Komajda M. Eur J Heart Fail. 2015 Dec;17(12):1294-301.

SHIFT (Systolic Heart failure treatment with the If inhibitor Ivabradine Trial), exhibited that in patients with chronic systolic HF in sinus rhythm with heart rate ≥70 bpm, Ivabradine, a heart rate-reducing agent, substantially decreased cardiovascular (CV) death or hospitalization for worsening HF vs. placebo. The main results of SHIFT indicated that Ivabradine substantially declines the risk of HF-related consequences in HF patients with left ventricular systolic dysfunction. Komajda M et al., conducted a study to analyse the clinical profiles and consequences of SHIFT patients with or without diabetes, and the efficacy and safety of Ivabradine was explored with respect to diabetic status.

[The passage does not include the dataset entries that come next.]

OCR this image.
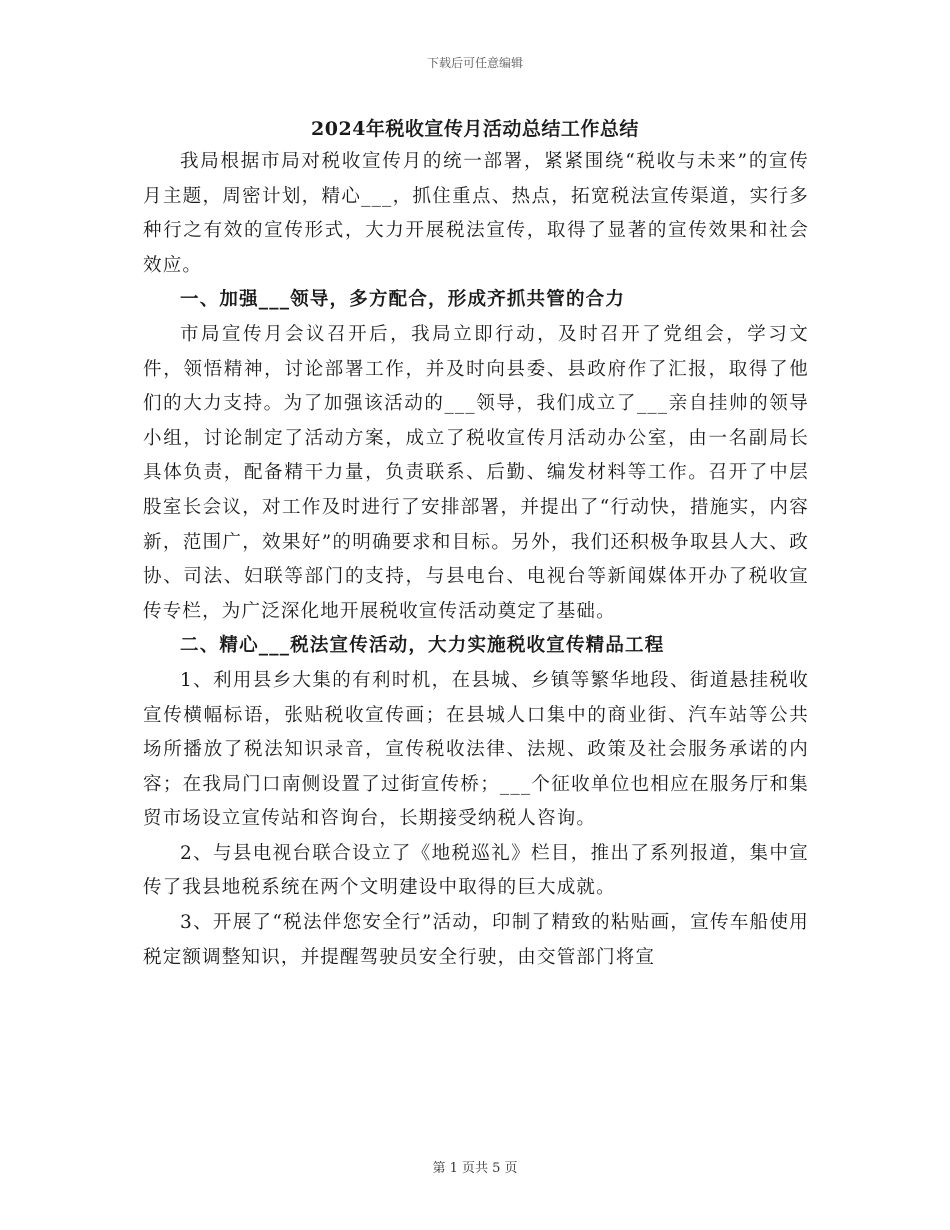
下载后可任意编辑
2024年税收宣传月活动总结工作总结

我局根据市局对税收宣传月的统一部署，紧紧围绕“税收与未来”的宣传月主题，周密计划，精心___，抓住重点、热点，拓宽税法宣传渠道，实行多种行之有效的宣传形式，大力开展税法宣传，取得了显著的宣传效果和社会效应。

一、加强___领导，多方配合，形成齐抓共管的合力

市局宣传月会议召开后，我局立即行动，及时召开了党组会，学习文件，领悟精神，讨论部署工作，并及时向县委、县政府作了汇报，取得了他们的大力支持。为了加强该活动的___领导，我们成立了___亲自挂帅的领导小组，讨论制定了活动方案，成立了税收宣传月活动办公室，由一名副局长具体负责，配备精干力量，负责联系、后勤、编发材料等工作。召开了中层股室长会议，对工作及时进行了安排部署，并提出了“行动快，措施实，内容新，范围广，效果好”的明确要求和目标。另外，我们还积极争取县人大、政协、司法、妇联等部门的支持，与县电台、电视台等新闻媒体开办了税收宣传专栏，为广泛深化地开展税收宣传活动奠定了基础。

二、精心___税法宣传活动，大力实施税收宣传精品工程

1、利用县乡大集的有利时机，在县城、乡镇等繁华地段、街道悬挂税收宣传横幅标语，张贴税收宣传画；在县城人口集中的商业街、汽车站等公共场所播放了税法知识录音，宣传税收法律、法规、政策及社会服务承诺的内容；在我局门口南侧设置了过街宣传桥；___个征收单位也相应在服务厅和集贸市场设立宣传站和咨询台，长期接受纳税人咨询。

2、与县电视台联合设立了《地税巡礼》栏目，推出了系列报道，集中宣传了我县地税系统在两个文明建设中取得的巨大成就。

3、开展了“税法伴您安全行”活动，印制了精致的粘贴画，宣传车船使用税定额调整知识，并提醒驾驶员安全行驶，由交管部门将宣

第 1 页共 5 页
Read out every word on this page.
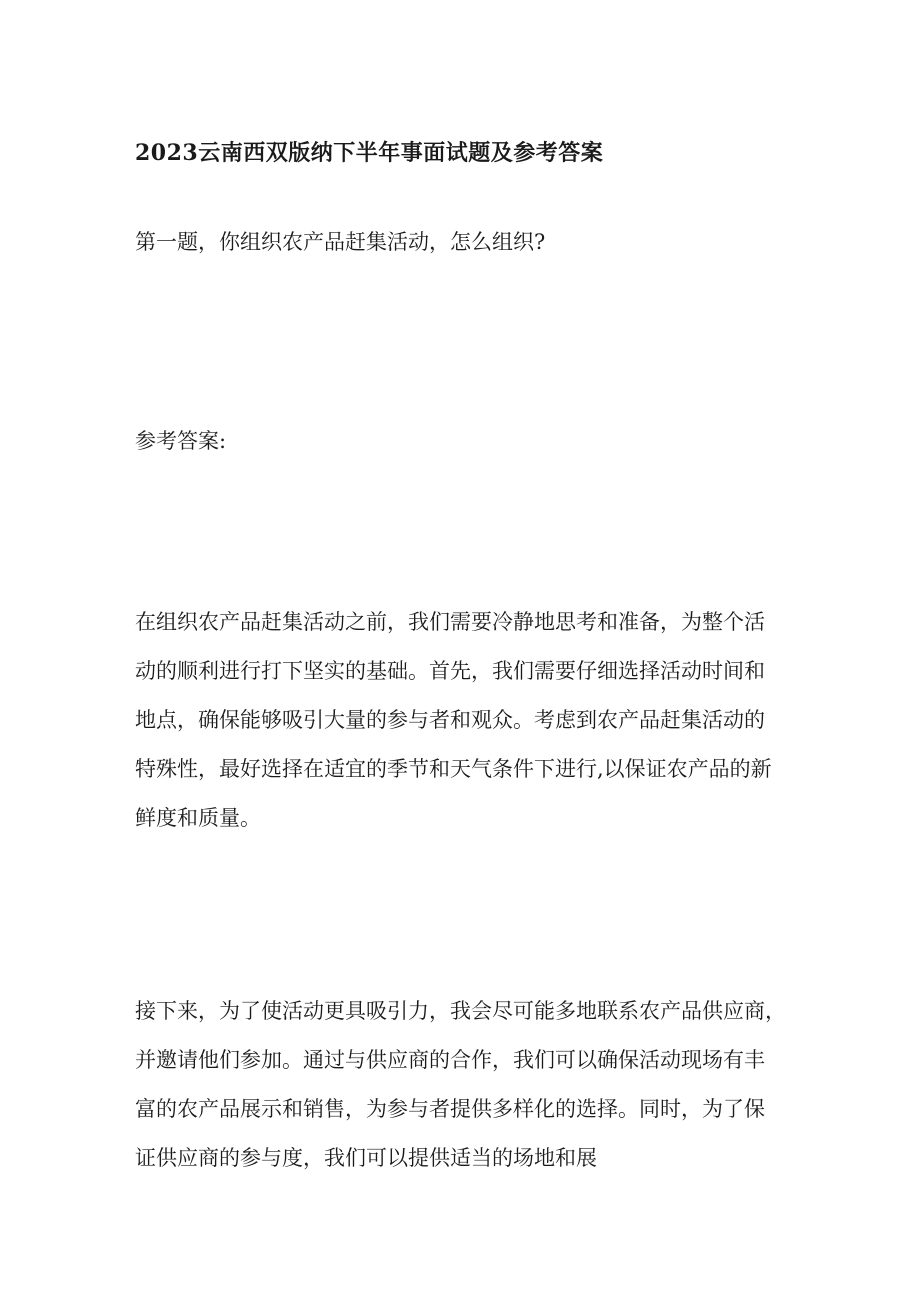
2023云南西双版纳下半年事面试题及参考答案

第一题，你组织农产品赶集活动，怎么组织?

参考答案:

在组织农产品赶集活动之前，我们需要冷静地思考和准备，为整个活
动的顺利进行打下坚实的基础。首先，我们需要仔细选择活动时间和
地点，确保能够吸引大量的参与者和观众。考虑到农产品赶集活动的
特殊性，最好选择在适宜的季节和天气条件下进行,以保证农产品的新
鲜度和质量。
接下来，为了使活动更具吸引力，我会尽可能多地联系农产品供应商，
并邀请他们参加。通过与供应商的合作，我们可以确保活动现场有丰
富的农产品展示和销售，为参与者提供多样化的选择。同时，为了保
证供应商的参与度，我们可以提供适当的场地和展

In SHIFT, a randomized controlled trial, patients with sinus rhythm with systolic HF, left ventricular ejection fraction ≤35%, and resting heart rate ≥70 b.p.m were enrolled. Patients were randomly assigned to Ivabradine (titrated to 7.5   mg bid) or placebo. Medical history at baseline indicated diabetic status. The primary composite endpoint (PCE) was cardiovascular death or hospitalisation for worsening HF. From the 6505 patients, 30% had diabetes, 32% of whom utilized insulin. The PCE was more common in patients with diabetes i.e. in hospitalization for worsening HF, and was increased in patients treated with insulin.

Ivabradine substantially decreased the PCE in patients with and without diabetes (adjusted HR 0.80, 95% CI 0.68–0.94 and HR 0.84, 95% CI, 0.75–0.95, respectively; interaction p was non-significant) vs. placebo. Relative reductions in hospitalisation for worsening HF in Ivabradine-treated patients with diabetes was 29% and Ivabradine-treated patients without diabetes was 23% (p ≤0.001). (Figure 1)

Figure 1: Kaplan–Meier curves of the primary composite endpoint, cardiovascular mortality or hospitalization for worsening heart failure, in patients with a history of diabetes mellitus (A) and those without a history of diabetes mellitus (B)

In patients without diabetes, Ivabradine consequentially decreased the relative risks of CV hospitalisation and all-cause hospitalization by 14% (p=0.007) and 12% (p=0.010), respectively, vs. placebo. In patients with diabetes, Ivabradine substantially reduced CV hospitalization and total HF hospitalization by 17% (p=0.011) and 27% (p=0.010).

It was concluded that comorbid diabetes in chronic HF intensifies the prognosis of systolic HF patients, especially if insulin-treated. Independent of the diabetic status of these patients, ivabradine is safe and effective in their administration.